Maman qui avait vendu le peu de meubles qui nous restaient, récupéra une somme d’argent juste assez suffisante pour acheter nos billets de bateau à destination de la métropole, six places en 1ère classe, dernière folie, dernier pied-de-nez à une vie de chômeur vécue à crédit, et premier acte digne d’une vie de futurs riches, à laquelle Papa pour mieux la convaincre de quitter l’Algérie, l’avait préparée en lui vantant ” les monts et merveilles” de leur future vie parisienne…N’allions-nous pas, en effet, comme on le disait alors habiter dans un “immeuble bourgeois” …Bourgeois…ce terme avait à l’époque pour moi une autre résonance, puisque Maman portait alors, un parfum de la marque “Bourjois”, sur l’emballage duquel, comme par hasard, se découpait la silhouette de la ville de Paris, alternant en continuité les monuments touristiques tels que la Tour Eiffel, l’Arc de triomphe…avec les toits mansardés de la ville. Très chic, très parisien…Mais j’avais aussi vu déjà des représentations de ” bourgeois” sur des gravures représentant de gros messieurs orgueilleux, j’appris plus tard que c’est Daumier qui en était l’auteur. Ainsi dans mon esprit d’enfant se mêlaient sous le terme d’ ” immeuble bourgeois” tous les éléments d’un monde à l’assemblage mystérieux…

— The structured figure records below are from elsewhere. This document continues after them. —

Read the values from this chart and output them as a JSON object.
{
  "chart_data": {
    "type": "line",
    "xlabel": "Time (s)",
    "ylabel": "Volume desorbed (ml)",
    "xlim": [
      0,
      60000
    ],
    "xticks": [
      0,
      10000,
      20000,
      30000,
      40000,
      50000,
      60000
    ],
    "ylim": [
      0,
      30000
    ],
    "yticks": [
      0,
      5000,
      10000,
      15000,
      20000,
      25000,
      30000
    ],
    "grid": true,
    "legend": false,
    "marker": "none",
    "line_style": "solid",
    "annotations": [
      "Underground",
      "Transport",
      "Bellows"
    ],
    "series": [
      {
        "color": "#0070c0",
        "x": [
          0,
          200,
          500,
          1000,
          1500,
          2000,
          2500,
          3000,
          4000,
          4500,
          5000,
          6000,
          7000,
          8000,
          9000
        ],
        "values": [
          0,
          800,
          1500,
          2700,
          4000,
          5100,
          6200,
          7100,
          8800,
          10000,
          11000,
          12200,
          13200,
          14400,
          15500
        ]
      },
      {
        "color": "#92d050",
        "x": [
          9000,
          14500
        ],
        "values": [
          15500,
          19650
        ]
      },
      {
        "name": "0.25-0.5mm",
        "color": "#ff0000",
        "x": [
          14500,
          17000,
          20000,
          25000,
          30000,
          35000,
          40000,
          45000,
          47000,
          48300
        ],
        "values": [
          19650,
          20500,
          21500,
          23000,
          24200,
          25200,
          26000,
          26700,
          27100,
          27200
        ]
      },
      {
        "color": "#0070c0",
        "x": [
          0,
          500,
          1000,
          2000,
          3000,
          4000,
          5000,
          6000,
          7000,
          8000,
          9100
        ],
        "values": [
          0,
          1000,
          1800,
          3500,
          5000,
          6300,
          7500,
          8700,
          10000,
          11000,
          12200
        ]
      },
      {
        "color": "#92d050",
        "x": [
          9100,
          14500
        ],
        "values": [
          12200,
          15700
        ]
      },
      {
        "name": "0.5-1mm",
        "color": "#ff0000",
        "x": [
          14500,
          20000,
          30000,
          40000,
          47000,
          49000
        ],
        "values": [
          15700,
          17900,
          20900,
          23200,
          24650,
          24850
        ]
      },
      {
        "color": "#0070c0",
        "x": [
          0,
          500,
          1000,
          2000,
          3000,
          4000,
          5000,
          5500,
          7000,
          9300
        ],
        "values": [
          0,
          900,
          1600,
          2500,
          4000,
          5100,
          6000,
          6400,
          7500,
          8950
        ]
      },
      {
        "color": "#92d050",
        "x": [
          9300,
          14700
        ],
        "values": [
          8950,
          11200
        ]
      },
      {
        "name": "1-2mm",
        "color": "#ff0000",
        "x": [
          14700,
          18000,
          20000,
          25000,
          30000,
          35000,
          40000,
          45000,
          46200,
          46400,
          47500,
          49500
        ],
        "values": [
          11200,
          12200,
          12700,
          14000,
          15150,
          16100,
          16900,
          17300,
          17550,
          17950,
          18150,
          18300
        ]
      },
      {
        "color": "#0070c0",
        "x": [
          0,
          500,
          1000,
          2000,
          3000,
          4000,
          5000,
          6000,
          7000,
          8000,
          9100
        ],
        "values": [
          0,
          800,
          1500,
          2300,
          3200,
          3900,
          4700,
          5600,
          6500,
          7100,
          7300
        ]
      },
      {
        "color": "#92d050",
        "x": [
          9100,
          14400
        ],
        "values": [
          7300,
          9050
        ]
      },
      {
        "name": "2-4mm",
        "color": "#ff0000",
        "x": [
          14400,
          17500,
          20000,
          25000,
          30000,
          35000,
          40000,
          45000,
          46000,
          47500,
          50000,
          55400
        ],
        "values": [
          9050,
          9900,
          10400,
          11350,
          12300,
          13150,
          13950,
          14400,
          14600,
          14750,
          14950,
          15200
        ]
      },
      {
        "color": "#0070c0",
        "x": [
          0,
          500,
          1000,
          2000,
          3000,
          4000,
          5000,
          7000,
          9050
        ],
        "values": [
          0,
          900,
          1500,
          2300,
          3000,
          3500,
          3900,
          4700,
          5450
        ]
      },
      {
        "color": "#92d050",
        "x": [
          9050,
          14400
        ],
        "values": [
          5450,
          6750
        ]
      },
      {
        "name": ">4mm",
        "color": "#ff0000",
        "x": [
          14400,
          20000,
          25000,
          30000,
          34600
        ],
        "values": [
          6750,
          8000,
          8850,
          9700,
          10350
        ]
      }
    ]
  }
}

Seule, Maman, n’avait pas été malade durant la traversée alors que Richard, le plus jeune frère de Papa et nous quatre, avions souffert et étions aussi deshydratés qu’affamés…Pas de grands souvenirs de Marseille, si ce n’est celui d’un grand espace hurlant et fumant, froid, anonyme, dans lequel zigzaguaient des porteurs surchargés de bagages…Puis la chaleur du compartiment, la vitre recouverte de buée et dégoulinante de larmes, à travers laquelle le paysage froid et brumeux se déroulait, interrompu par les tunnels qui happaient notre train dans un claquement sec. Et puis Maman prévoyante savait que que nous aurions faim, aussi je redécouvris les sandwiches au pâté de tête …et au jambon…
C’est dans la nuit, tard, que nous retrouvâmes Papa sur le quai de la Gare de Lyon…Là aussi pas de souvenirs précis…le plaisir d’entendre sa voix, de le voir s’occuper de nous. Une gare très sombre: des lumières faibles et trop haut perchées, le froid vif , une très grosse horloge…et puis tout là-bas au bout d’un grand boulevard bordé d’arbres nus, un pont de chemin de fer suspendu…le métro aérien, traversant le boulevard. Nous arrivions près de Chateau Rouge et allions passer notre première nuit chez la tante Rosette.


L’hiver 51. Ce Paris glacial, trop grand, et trop noir et trop blanc…trop de suie et trop de neige, trop de cheminées fumantes et trop de givre. Le cœur gros. La mélancolie d’un enfant ayant abandonné sa 6ème du lycée Bugeaud, tout blanc, pour rejoindre ce lycée Condorcet aux murs tout noirs…Tristesse de ce métro parisien, intestinal, tiède, fétide, strident et sombre. Ah, mon « tram » de Bab el Oued, dinng, dinng !dinng dinng !. Tu rasais de si près les arcades de la rue Bab Azoun, que j’en avais peur ! Mon pays, ma ville blanche, comme vous me manquiez déjà!